You may try to do the following with your excel:

1. Transform the variable as follow: by taking log from the equation

\( y \triangleq \ln t_{0.5j}, x_1 \triangleq \ln S_{T_j}, x_2 \triangleq \frac {1} {8.31T_j} \)

2. Put the variables \( \mathbf{y} \) as a column vector.

Create a column vector \( \mathbf{1} \) match with your data size, along with the column vectors \( \mathbf{x}_1, \mathbf{x}_2 \).

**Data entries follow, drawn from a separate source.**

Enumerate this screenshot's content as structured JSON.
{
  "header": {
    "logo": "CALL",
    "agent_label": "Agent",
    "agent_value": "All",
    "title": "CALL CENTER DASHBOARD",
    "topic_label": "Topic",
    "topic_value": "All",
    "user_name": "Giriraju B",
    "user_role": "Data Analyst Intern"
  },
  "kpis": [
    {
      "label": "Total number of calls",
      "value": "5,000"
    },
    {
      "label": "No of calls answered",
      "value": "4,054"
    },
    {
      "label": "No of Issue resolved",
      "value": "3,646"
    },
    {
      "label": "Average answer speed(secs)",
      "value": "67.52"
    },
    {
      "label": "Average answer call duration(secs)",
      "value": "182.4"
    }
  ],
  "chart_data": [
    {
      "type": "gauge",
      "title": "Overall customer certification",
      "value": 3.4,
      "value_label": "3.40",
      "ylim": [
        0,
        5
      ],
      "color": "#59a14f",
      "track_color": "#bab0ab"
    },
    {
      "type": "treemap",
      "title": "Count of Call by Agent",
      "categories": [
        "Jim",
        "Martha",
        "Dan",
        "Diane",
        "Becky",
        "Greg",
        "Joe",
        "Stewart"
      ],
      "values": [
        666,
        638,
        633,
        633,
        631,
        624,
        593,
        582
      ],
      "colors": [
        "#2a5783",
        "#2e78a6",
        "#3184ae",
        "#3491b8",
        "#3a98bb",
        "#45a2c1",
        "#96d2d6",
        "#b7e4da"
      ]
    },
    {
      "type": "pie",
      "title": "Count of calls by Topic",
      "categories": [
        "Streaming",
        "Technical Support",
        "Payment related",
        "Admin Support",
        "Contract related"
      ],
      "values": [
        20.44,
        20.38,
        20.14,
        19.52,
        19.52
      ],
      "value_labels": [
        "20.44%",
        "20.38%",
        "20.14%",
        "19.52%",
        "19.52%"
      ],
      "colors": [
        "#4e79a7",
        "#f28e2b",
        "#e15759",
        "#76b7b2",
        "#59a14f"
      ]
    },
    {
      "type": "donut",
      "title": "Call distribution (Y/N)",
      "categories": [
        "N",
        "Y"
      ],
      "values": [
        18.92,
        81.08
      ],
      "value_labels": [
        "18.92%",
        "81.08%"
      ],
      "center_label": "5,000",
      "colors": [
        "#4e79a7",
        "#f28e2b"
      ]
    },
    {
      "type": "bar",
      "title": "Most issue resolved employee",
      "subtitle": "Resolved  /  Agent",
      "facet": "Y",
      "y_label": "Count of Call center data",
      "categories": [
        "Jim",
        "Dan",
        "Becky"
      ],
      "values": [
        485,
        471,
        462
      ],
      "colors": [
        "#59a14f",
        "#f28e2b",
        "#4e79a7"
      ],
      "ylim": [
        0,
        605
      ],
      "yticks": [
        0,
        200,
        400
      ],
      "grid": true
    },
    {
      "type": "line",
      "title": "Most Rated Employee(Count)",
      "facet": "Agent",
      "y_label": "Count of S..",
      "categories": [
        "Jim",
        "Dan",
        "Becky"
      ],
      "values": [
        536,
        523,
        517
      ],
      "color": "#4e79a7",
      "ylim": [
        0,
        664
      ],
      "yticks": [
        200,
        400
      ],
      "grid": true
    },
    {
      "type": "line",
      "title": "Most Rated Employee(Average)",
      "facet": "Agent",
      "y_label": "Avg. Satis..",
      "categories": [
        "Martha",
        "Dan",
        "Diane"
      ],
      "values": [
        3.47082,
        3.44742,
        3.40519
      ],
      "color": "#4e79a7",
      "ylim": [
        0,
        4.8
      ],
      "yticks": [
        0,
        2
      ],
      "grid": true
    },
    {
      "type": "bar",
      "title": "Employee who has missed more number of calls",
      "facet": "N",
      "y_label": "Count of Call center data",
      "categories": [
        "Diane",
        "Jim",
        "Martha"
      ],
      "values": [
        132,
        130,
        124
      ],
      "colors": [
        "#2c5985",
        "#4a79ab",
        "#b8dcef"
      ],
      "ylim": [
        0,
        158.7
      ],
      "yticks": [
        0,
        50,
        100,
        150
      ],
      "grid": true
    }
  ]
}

These 3 columns vectors combine to from the design matrix, \( \mathbf{X} \triangleq\begin{bmatrix} \mathbf{1} && \mathbf{x}_1 && \mathbf{x}_2 \end{bmatrix}\)

3. So for this multiple linear regression, \( y = \beta_0 + \beta_1 x_1 + \beta_2 x_2 + \epsilon \)

the least square estimate is given by

\( \begin{bmatrix} \hat{\beta}_0 \\ \hat{\beta}_1 \\ \hat{\beta}_2 \end{bmatrix}= (\mathbf{X}^T\mathbf{X})^{-1}\mathbf{X}^T\mathbf{Y} \)

The transpose and matrix inverse function is readily available in Excel.

If you want to understand why this is the solution, just need to do differentiation and solve the system of linear equations.

4. Transform the obtained estimates \( \hat{\beta}_0, \hat{\beta}_1, \hat{\beta}_2\) to \( \hat{A}_1, \hat{A}_2, \hat{A}_3 \)

You just need to write \( A_1, A_2, A_3 \) as the subjects, matching the transformation in equation 1.

I think the steps are quite clear now, and thats what I can help.

Of course this step just help you to do the regression manually in excel. If you understand everything, actually many statistical software, even in excel has built-in function for regression.